The Art of Revolutions, Love, and Politics: Review of Güeros (2014)

“To be young and not a revolutionary is a contradiction”

In a time in which Mexican culture and the Mexican spirit, is so unknown and yet so criticized, Alonso Ruizpalacios’ art film, Güeros offers a helping hand to all of those who want to understand. Unlike many, if not most, of Mexico City classics such as Alejandro González Iñárritu’s, Amores Perros, and Alfonso Cuaron’s, Y Tu Mamá Tambien, Gueros gives a new perspective on what it means to be Mexican, without making the film about crime and corruption with casual shots of robberies and dog fights. Instead, Güeros explores the idea behind what it means to be a young and a revolutionary in a society that prioritizes those with the inherited privilege of money and pale skin; all while still poking fun at the commonly used cliché’s.

Güeros is an embodiment of the hypocrisy of Mexican art house films, while still being a proud member of the group. It uses the often criticized cliché’s of traditional art house such as the repetitive themes of poverty, sense of nihility, and overall low budget feel of the movie, and creates a film that in a way, is everything that it preaches against. This idea is observed throughout the movie, specifically in a scene in which Sombra criticizes a Mexican director by saying “fucking Mexican cinema. They grab a bunch of beggars, shoot it in black-and-white, and say they’re making art films”. This concept that Sombra criticized is one that the whole basis of Güeros is shamelessly based on. Ruizpalacios chose to use the cliche 4:3 ratio, with the black and white film, and the homeless beggars in the background strategically, as a way to parody the often victimizing aspect that many Mexican films have.

The director, Ruizpalacios, artistic choice to name the film Güeros, and organically incorporate the word into the conversations of the characters, gave non-Latinx viewers an idea of the power that words have on such communities. Gueros, which is defined by the movie as “having blond hair” and “having light skin”, is a word used to describe white and white-passing people in Latin America. Words like these tend to create an “us vs. them” relationship that many believe divides communities. Once again, Ruizpalacios’ motive was to point out the victimizing ideology behind the word and how a country that is run by a majority of light-skinned people, can still have light-skinned populations feeling hurt by a word that has never been used to oppress them. This ideology can be seen throughout the film, when people are introduced to Sombra’s brother, Tomás. The jokes were never about if Tomás was the adopted one, as he was a blond, light-skinned teenager. Instead, the joke was always directed at Sombra.
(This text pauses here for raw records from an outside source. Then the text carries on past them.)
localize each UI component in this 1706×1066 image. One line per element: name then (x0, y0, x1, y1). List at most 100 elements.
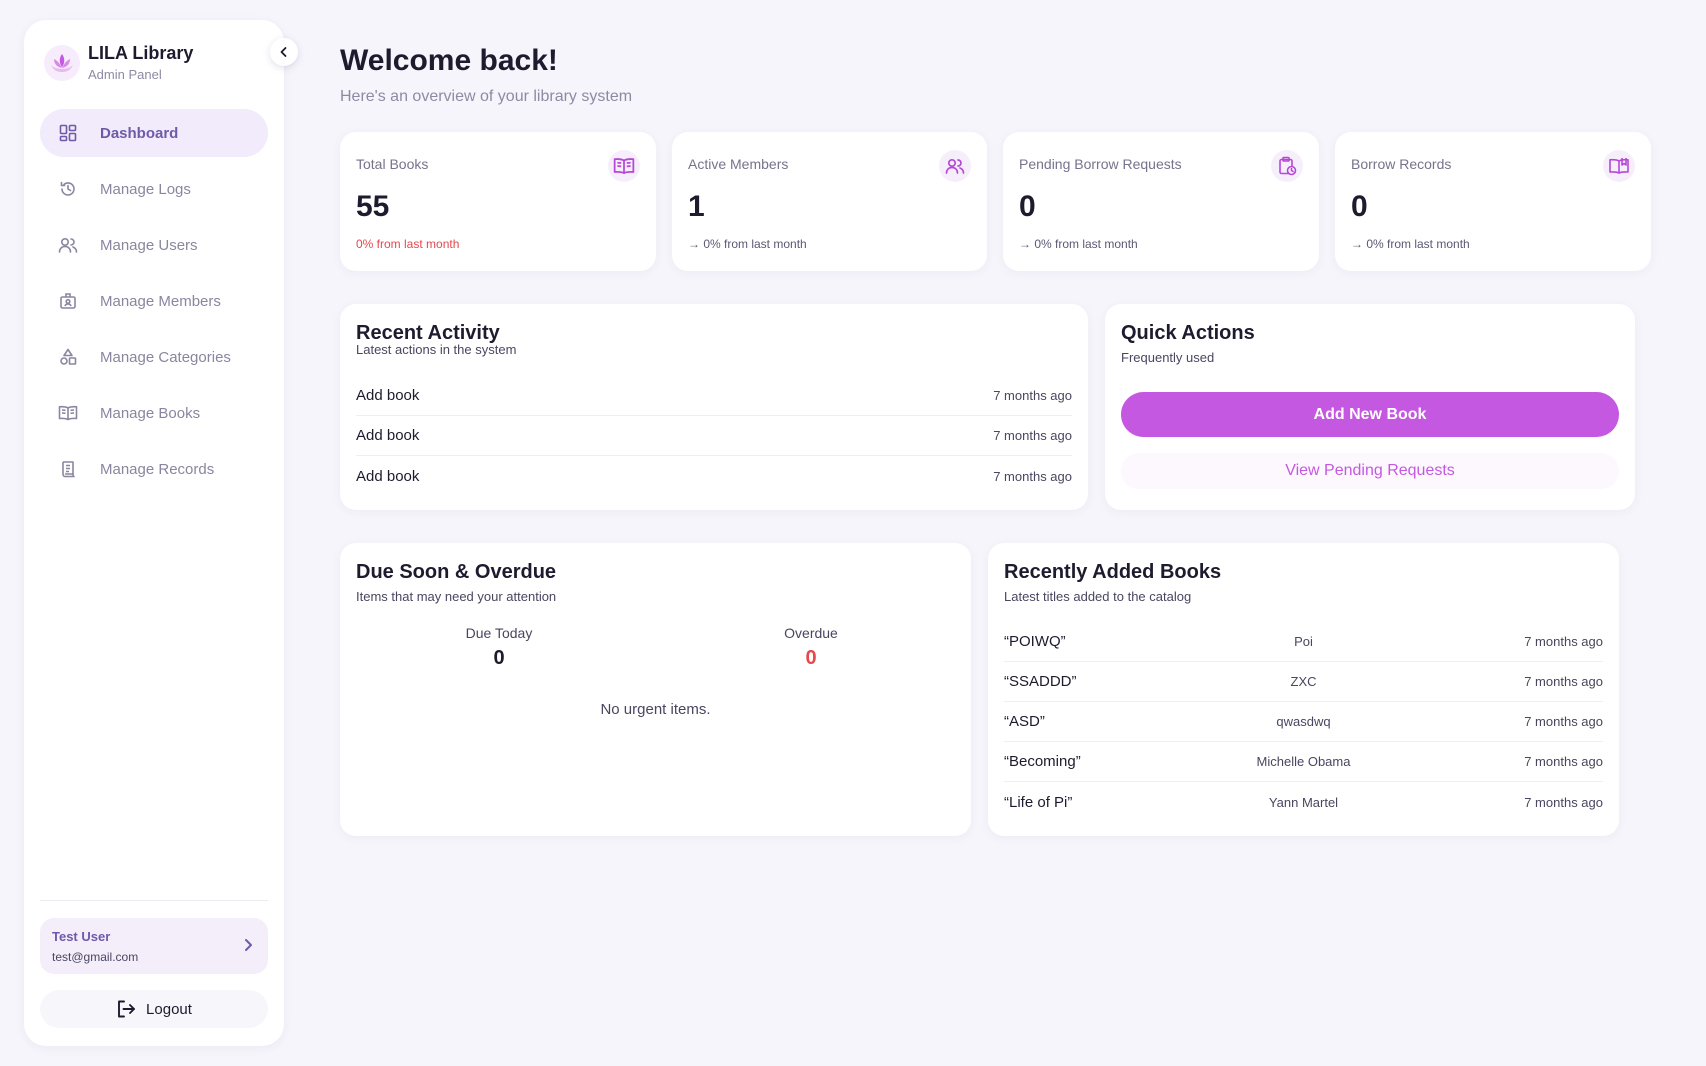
sidebar-divider (40, 900, 268, 901)
add-new-book-button[interactable]: Add New Book (1121, 392, 1619, 437)
clipboard-clock-icon (1271, 150, 1303, 182)
book-added-time: 7 months ago (1524, 634, 1603, 649)
table-row[interactable]: “ASD” qwasdwq 7 months ago (1004, 702, 1603, 742)
sidebar-item-label: Manage Logs (100, 180, 191, 198)
book-open-icon (608, 150, 640, 182)
recent-books-card: Recently Added Books Latest titles added… (988, 543, 1619, 836)
stat-change: → 0% from last month (688, 237, 807, 251)
stat-label: Total Books (356, 156, 429, 172)
scroll-icon (58, 459, 78, 479)
sidebar-item-manage-members[interactable]: Manage Members (40, 277, 268, 325)
activity-action: Add book (356, 427, 420, 444)
stat-value: 1 (688, 190, 705, 223)
stat-label: Borrow Records (1351, 156, 1452, 172)
sidebar-item-manage-logs[interactable]: Manage Logs (40, 165, 268, 213)
page-subtitle: Here's an overview of your library syste… (340, 88, 633, 105)
sidebar: LILA Library Admin Panel Dashboard Manag… (24, 20, 298, 1046)
list-item[interactable]: Add book 7 months ago (356, 376, 1072, 416)
book-title: “Life of Pi” (1004, 793, 1073, 811)
sidebar-item-dashboard[interactable]: Dashboard (40, 109, 268, 157)
due-today-stat: Due Today 0 (419, 625, 579, 670)
stat-change: → 0% from last month (1351, 237, 1470, 251)
table-row[interactable]: “Life of Pi” Yann Martel 7 months ago (1004, 782, 1603, 822)
book-author: Yann Martel (1268, 794, 1339, 810)
card-subtitle: Latest actions in the system (356, 342, 517, 357)
brand[interactable]: LILA Library Admin Panel (44, 42, 193, 84)
book-added-time: 7 months ago (1524, 714, 1603, 729)
overdue-label: Overdue (784, 625, 838, 641)
stat-label: Active Members (688, 156, 789, 172)
due-overdue-card: Due Soon & Overdue Items that may need y… (340, 543, 971, 836)
stat-change: → 0% from last month (1019, 237, 1138, 251)
sidebar-item-label: Manage Records (100, 460, 215, 478)
sidebar-nav: Dashboard Manage Logs Manage Users Manag… (40, 109, 268, 501)
activity-time: 7 months ago (993, 388, 1072, 403)
sidebar-item-label: Manage Categories (100, 348, 231, 366)
book-added-time: 7 months ago (1524, 674, 1603, 689)
stat-card-total-books: Total Books 55 0% from last month (340, 132, 656, 271)
user-profile-card[interactable]: Test User test@gmail.com (40, 918, 268, 974)
logout-button[interactable]: Logout (40, 990, 268, 1028)
users-icon (58, 235, 78, 255)
id-card-icon (58, 291, 78, 311)
lotus-logo-icon (44, 45, 80, 81)
card-title: Due Soon & Overdue (356, 561, 557, 583)
activity-time: 7 months ago (993, 468, 1072, 484)
users-icon (939, 150, 971, 182)
activity-action: Add book (356, 467, 420, 485)
chevron-left-icon (280, 47, 287, 57)
history-icon (58, 179, 78, 199)
sidebar-item-manage-categories[interactable]: Manage Categories (40, 333, 268, 381)
book-title: “SSADDD” (1004, 673, 1077, 690)
table-row[interactable]: “POIWQ” Poi 7 months ago (1004, 622, 1603, 662)
due-today-value: 0 (493, 647, 505, 669)
list-item[interactable]: Add book 7 months ago (356, 456, 1072, 496)
view-pending-requests-button[interactable]: View Pending Requests (1121, 453, 1619, 489)
brand-subtitle: Admin Panel (88, 67, 162, 82)
sidebar-item-manage-records[interactable]: Manage Records (40, 445, 268, 493)
stat-value: 55 (356, 190, 390, 223)
card-title: Quick Actions (1121, 322, 1255, 344)
card-subtitle: Frequently used (1121, 350, 1215, 365)
stat-card-borrow-records: Borrow Records 0 → 0% from last month (1335, 132, 1651, 271)
book-open-icon (58, 403, 78, 423)
overdue-stat: Overdue 0 (731, 625, 891, 670)
shapes-icon (58, 347, 78, 367)
book-title: “Becoming” (1004, 753, 1081, 770)
stat-value: 0 (1019, 190, 1036, 223)
sidebar-item-label: Manage Books (100, 404, 201, 422)
card-subtitle: Latest titles added to the catalog (1004, 589, 1192, 604)
book-added-time: 7 months ago (1524, 794, 1603, 810)
sidebar-item-manage-users[interactable]: Manage Users (40, 221, 268, 269)
table-row[interactable]: “SSADDD” ZXC 7 months ago (1004, 662, 1603, 702)
stat-change: 0% from last month (356, 237, 460, 251)
card-subtitle: Items that may need your attention (356, 589, 557, 604)
stat-value: 0 (1351, 190, 1368, 223)
book-author: qwasdwq (1276, 714, 1331, 729)
book-author: ZXC (1290, 674, 1317, 689)
empty-state-text: No urgent items. (600, 701, 711, 718)
stat-label: Pending Borrow Requests (1019, 156, 1182, 172)
recent-activity-card: Recent Activity Latest actions in the sy… (340, 304, 1088, 510)
page-title: Welcome back! (340, 44, 558, 77)
book-added-time: 7 months ago (1524, 754, 1603, 769)
sidebar-item-manage-books[interactable]: Manage Books (40, 389, 268, 437)
sidebar-item-label: Manage Users (100, 236, 198, 254)
grid-icon (58, 123, 78, 143)
stat-card-pending-requests: Pending Borrow Requests 0 → 0% from last… (1003, 132, 1319, 271)
stat-card-active-members: Active Members 1 → 0% from last month (672, 132, 987, 271)
list-item[interactable]: Add book 7 months ago (356, 416, 1072, 456)
collapse-sidebar-button[interactable] (270, 38, 298, 66)
book-author: Michelle Obama (1256, 754, 1351, 769)
activity-time: 7 months ago (993, 428, 1072, 443)
table-row[interactable]: “Becoming” Michelle Obama 7 months ago (1004, 742, 1603, 782)
logout-label: Logout (146, 1000, 192, 1018)
overdue-value: 0 (805, 647, 817, 669)
book-title: “POIWQ” (1004, 633, 1066, 650)
logout-icon (116, 999, 136, 1019)
activity-action: Add book (356, 387, 420, 404)
book-title: “ASD” (1004, 713, 1045, 730)
book-reading-icon (1603, 150, 1635, 182)
sidebar-item-label: Dashboard (100, 124, 179, 142)
sidebar-item-label: Manage Members (100, 292, 221, 310)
In the film, Sombra is used as the perfect example of the average low class Mexican. A brown man with prominent indigenous features, living in an abandoned apartment building with no job or money, surviving off of free hotel breakfasts, and suffering from crippling mental illness, he is the embodiment of the poverty that the great majority of Mexicans live in. On the other hand, his love interest, Ana, a beautiful green-eyed revolutionary from a wealthy family, whose parents were a part of the UNAM strike of 1968, fits right into the group that Ruizpalacios labels, the “beautiful people”. Here, Ruizpalacios used the two most important figures of the film to represent the two sides of Mexico; Sombra represents the reality of the poverty-ridden country, while Ana represents how Mexico wishes to be seen. Once again, the “guera” representing the positive outlook on the country, while the “prieto” (dark skinned)  represents the negative reality.

In the end, Gueros is anything but conventional. It is a complex film that deals with the struggles of the poor, and the brown/black Mexicans in their own country, and the way they are so often separated into the “other” despite representing the majority of the population. While concepts such as these may be difficult to grasp for people who don’t understand the struggles or have never been exposed to such environments, Ruizpalacios did a beautiful job of creating such a thoughtful and relevant film for all.